VERY HEATH ROBINSON: STORIES OF HIS ABSURDLY INGENIOUS WORLD

Very Heath Robinson is written by UK TV personality Adam Hart-Davis, with an entertaining foreword by Carnegie Medal winner, Philip Pullman.


Very Heath Robinson is a book that takes a nostalgic look back to the imaginative world of William Heath Robinson, one of the few artists to have given his name to the English language. According to the Oxford English Dictionary, the expression Heath Robinson is used to describe ‘any absurdly ingenious and impracticable device.'

Adam Hart-Davis(below) is the perfect person to set the artist’s mechanical fantasies in context, to tell the stories of rapid technological and social change that lay behind Heath Robinson’s idiosyncratic brand of satire and to laugh along with the jokes. Known for his popular television series What the Romans Did for Us and other programmes on the history of science and engineering, Adam is an avid fan of Heath Robinson, and full of stories that lie behind the pictures. 

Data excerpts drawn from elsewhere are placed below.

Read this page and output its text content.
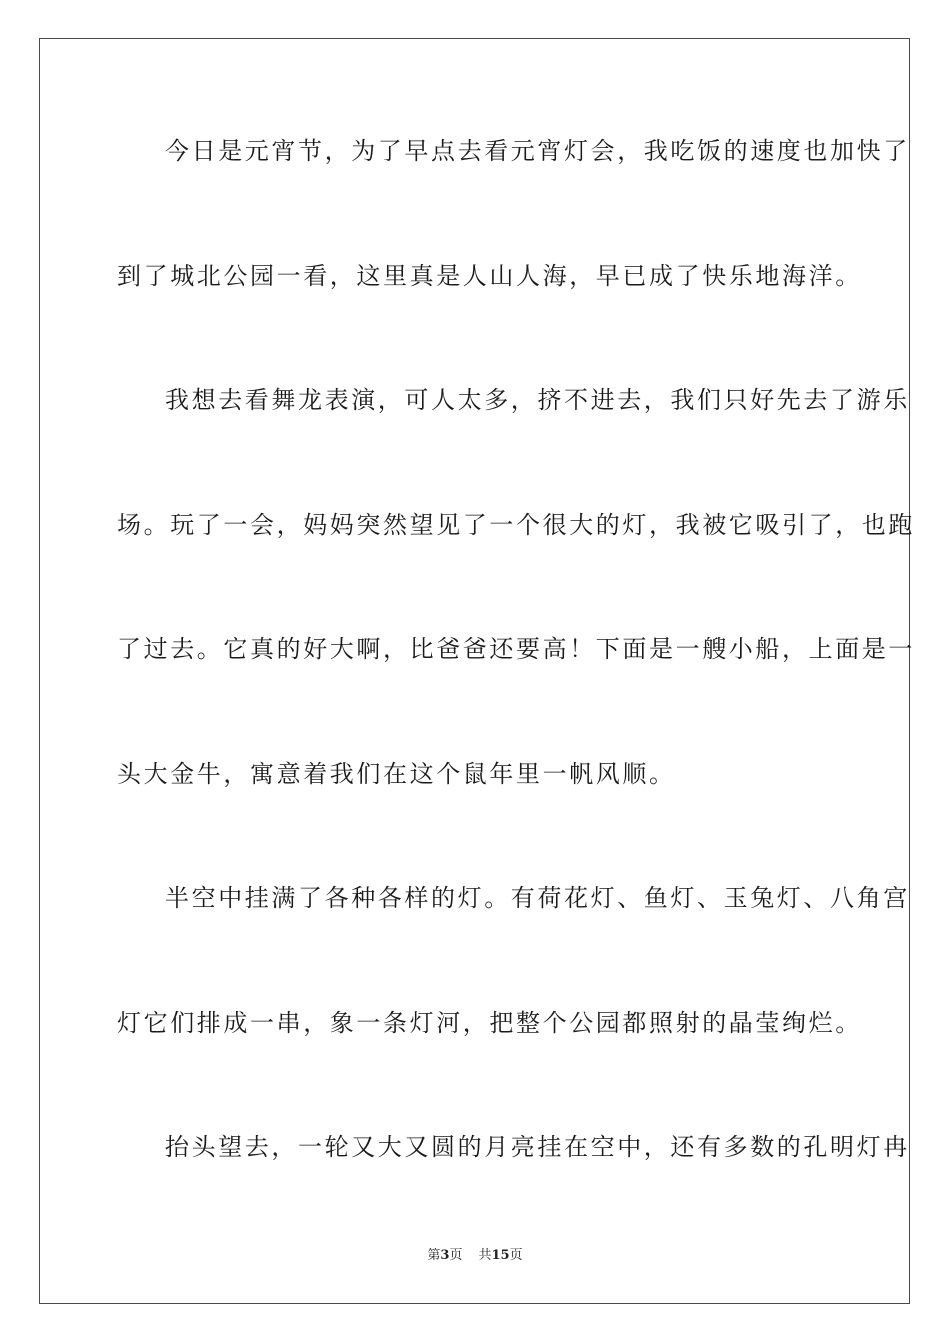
今日是元宵节，为了早点去看元宵灯会，我吃饭的速度也加快了
到了城北公园一看，这里真是人山人海，早已成了快乐地海洋。
我想去看舞龙表演，可人太多，挤不进去，我们只好先去了游乐
场。玩了一会，妈妈突然望见了一个很大的灯，我被它吸引了，也跑
了过去。它真的好大啊，比爸爸还要高！下面是一艘小船，上面是一
头大金牛，寓意着我们在这个鼠年里一帆风顺。
半空中挂满了各种各样的灯。有荷花灯、鱼灯、玉兔灯、八角宫
灯它们排成一串，象一条灯河，把整个公园都照射的晶莹绚烂。
抬头望去，一轮又大又圆的月亮挂在空中，还有多数的孔明灯冉
第3页 共15页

You will find plenty of weird and wonderful inventions in Very Heath Robinson. The book is full of quirky contraptions for lighting cigars, making coffee, extinguishing candles, and generally making everyday life easy. You can even mow the lawn in comfort, thanks to the super deluxe Ransomes motor mower, which comes complete with a wireless, a drinks cabinet, even a tiffin table.

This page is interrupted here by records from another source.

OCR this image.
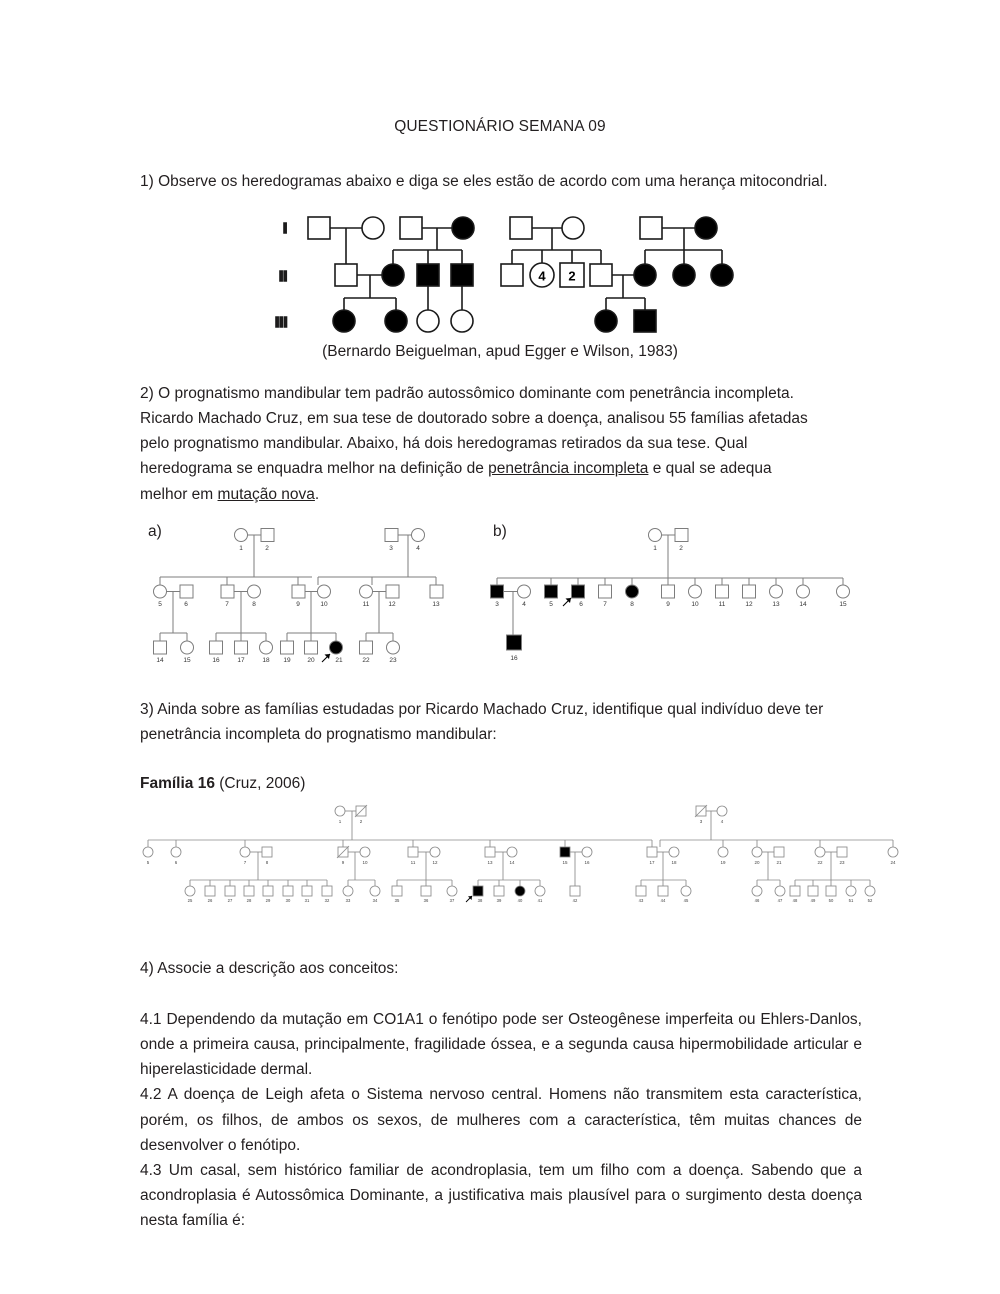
QUESTIONÁRIO SEMANA 09
1) Observe os heredogramas abaixo e diga se eles estão de acordo com uma herança mitocondrial.
I
II
III
4 2
(Bernardo Beiguelman, apud Egger e Wilson, 1983)
2) O prognatismo mandibular tem padrão autossômico dominante com penetrância incompleta.
Ricardo Machado Cruz, em sua tese de doutorado sobre a doença, analisou 55 famílias afetadas
pelo prognatismo mandibular. Abaixo, há dois heredogramas retirados da sua tese. Qual
heredograma se enquadra melhor na definição de penetrância incompleta e qual se adequa
melhor em mutação nova.
a)	b)
1	2	3	4
5	6	7	8	9	10	11	12	13
14	15	16	17	18 19	20	21	22	23
1	2
3	4	5	6	7	8	9	10	11	12	13	14	15
16
3) Ainda sobre as famílias estudadas por Ricardo Machado Cruz, identifique qual indivíduo deve ter
penetrância incompleta do prognatismo mandibular:
Família 16 (Cruz, 2006)
1	2	3	4
5	6	7	8	9	10	11	12	13	14	15	16	17	18	19	20	21	22	23	24
25	26	27	28	29	30	31	32	33	34	35	36	37	38	39	40	41	42	43	44	45	46	47 48	49	50	51	52
4) Associe a descrição aos conceitos:
4.1 Dependendo da mutação em CO1A1 o fenótipo pode ser Osteogênese imperfeita ou Ehlers-Danlos, onde a primeira causa, principalmente, fragilidade óssea, e a segunda causa hipermobilidade articular e hiperelasticidade dermal.
4.2 A doença de Leigh afeta o Sistema nervoso central. Homens não transmitem esta característica, porém, os filhos, de ambos os sexos, de mulheres com a característica, têm muitas chances de desenvolver o fenótipo.
4.3 Um casal, sem histórico familiar de acondroplasia, tem um filho com a doença. Sabendo que a acondroplasia é Autossômica Dominante, a justificativa mais plausível para o surgimento desta doença nesta família é:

Adam’s love of Heath Robinson is endorsed by Philip Pullman, who conveys the charm of the Heath Robinson repertory company, the earnest, top-hatted men who oversee the machines and are ‘convinced they are being rational and clever and up-to-date.’


A dozen collections of Heath Robinson (below) and his work have been published over the last 80 years, starting in his lifetime, but most have been compilations of pictures with minimal text. Very Heath Robinson is the first to explain the technical and social background out of which the pictures grew, and to weave art and history into a connected story. 


The book (cover below) portrays Heath Robinson as the visionary he was, foreseeing technical advances decades before they occurred, and commenting wryly on urban issues such as traffic jams, litter, and apartment living - problems that of course still niggle us today.